According to the Centers for Disease Control, lung cancer accounts for more US-deaths (~170,000) than breast cancer, prostate cancer, and colon cancer combined. Although between 85-90% of all lung cancer deaths are directly attributable to tobacco use, it is not known exactly when and how normal lung cells become malignant. In fact, more lung cancers presently arise in former smokers than in active smokers. We have hypothesized that lung cancers may arise from stem or progenitor cell populations, a concept that dates back at least a quarter of a century. We have spent the last 20 months developing methods to isolate and characterize such cells from clinical specimens, and have identified putative lung cancer initiating cells (LCIC). This proposal seeks to exploit our ongoing effort at LCIC-isolation with a strategy to jointly develop strategies for the treatment of lung cancer. Thus, as we identify cells that possess LCIC properties, we will determine whether there are factors in their tumor-environment that enable these cells to survive, and factors which may impair the immune response of the patient to their tumor. In our experiments, we will seek to neutralize such survival and immune suppressive factors, and determine whether these measures enable us to induce an effective anti-tumor response by vaccinating against lung cancer initiating cells.
Statement of Benefit to California:
The American Cancer Society estimates that lung cancer presently accounts for more California-deaths (~14,500) than breast cancer, prostate cancer, and colon cancer combined. Approximately 15,650 new cases of lung cancer are annually diagnosed among men and women in California. Although the vast majority of these cases are directly attributable to tobacco use, more lung cancers presently arise in former smokers than in active smokers.
To develop better targeted and more effective preventative and/or treatment strategies, we first have to develop a better understanding of how lung cancer develops. For the past 20 months, we have embarked on a project that seeks to test the hypothesis whether lung cancers may arise from stem or progenitor cell populations, a concept that dates back at least a quarter of a century.

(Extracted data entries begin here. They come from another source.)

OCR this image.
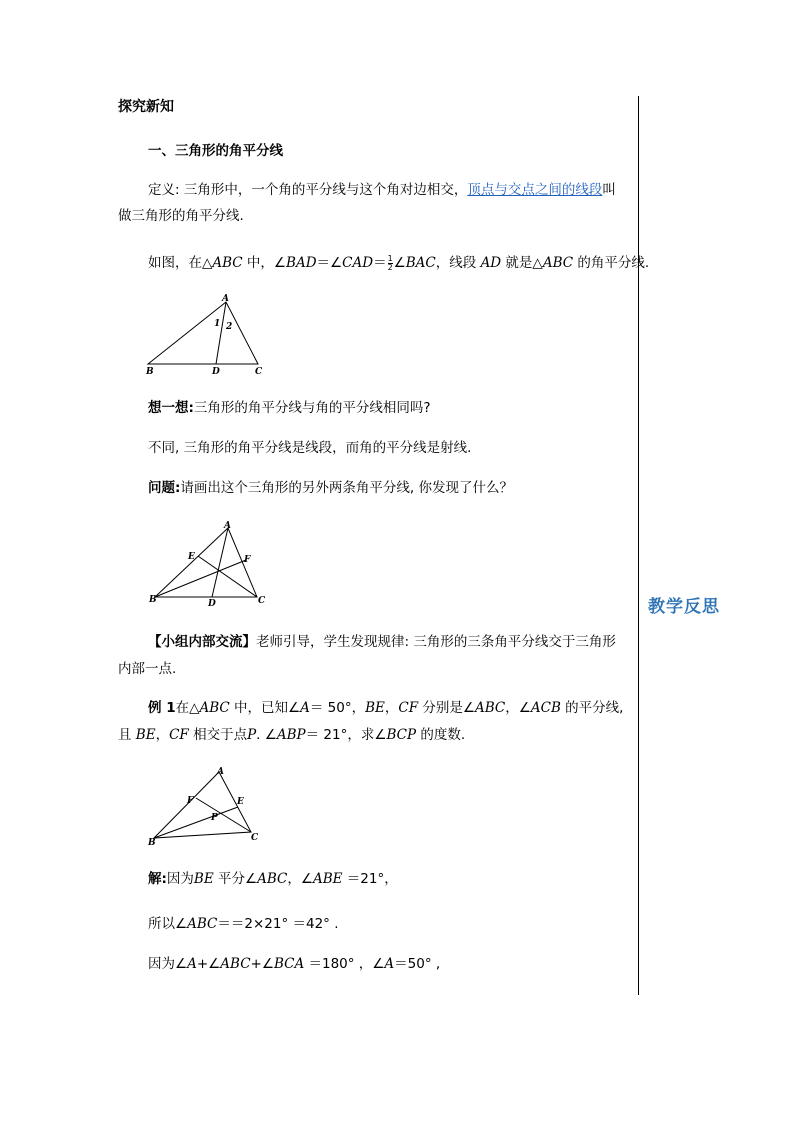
教学反思
探究新知
一、三角形的角平分线
定义: 三角形中，一个角的平分线与这个角对边相交，顶点与交点之间的线段叫
做三角形的角平分线.
如图，在△ABC 中，∠BAD＝∠CAD＝ $\frac{1}{2}$ ∠BAC，线段 AD 就是△ABC 的角平分线.
A
1 2
B	D	C
想一想:三角形的角平分线与角的平分线相同吗?
不同, 三角形的角平分线是线段，而角的平分线是射线.
问题:请画出这个三角形的另外两条角平分线, 你发现了什么？
A
E	F
B	D	C
【小组内部交流】老师引导，学生发现规律: 三角形的三条角平分线交于三角形
内部一点.
例 1在△ABC 中，已知∠A＝ 50°，BE，CF 分别是∠ABC，∠ACB 的平分线,
且 BE，CF 相交于点P. ∠ABP＝ 21°，求∠BCP 的度数.
A
F	E
P
B	C
解:因为BE 平分∠ABC，∠ABE ＝21°，
所以∠ABC＝＝2×21° ＝42° .
因为∠A+∠ABC+∠BCA ＝180° ，∠A＝50° ,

Because we have been able to identify putative lung cancer initiating cells (LCIC) in primary clinical specimens, we want to couple that ongoing effort with an immunotherapeutic strategy against these cells for the treatment of lung cancer. Specifically, as we identify putative LCIC in clinical specimens (Malignant Pleural Effusions or MPE), we will screen their tumor microenvironment (TME) for factors that are jointly LCIC-survival factors and immunomodulatory, which curtail the patient’s anti-tumor immune responses.
In this proposal, we have designed approaches to screen and validate the properties of such factors in the MPE-TME, and then to neutralize these factors to measure whether more effective anti-tumor responses can be restored in both in vitro and in vivo models using vaccination approaches against LCIC cells. Upon the completion of our aims, we will have better characterized specific factors in the MPE-TME that sustains LCIC in patients, and whether the neutralization of these specific factors engenders effective immune responses in a novel humanized animal model of lung cancer.
The identification of such factors and will enable the development of more effective preventative and treatment strategies for the leading cause of cancer-mortality in the world.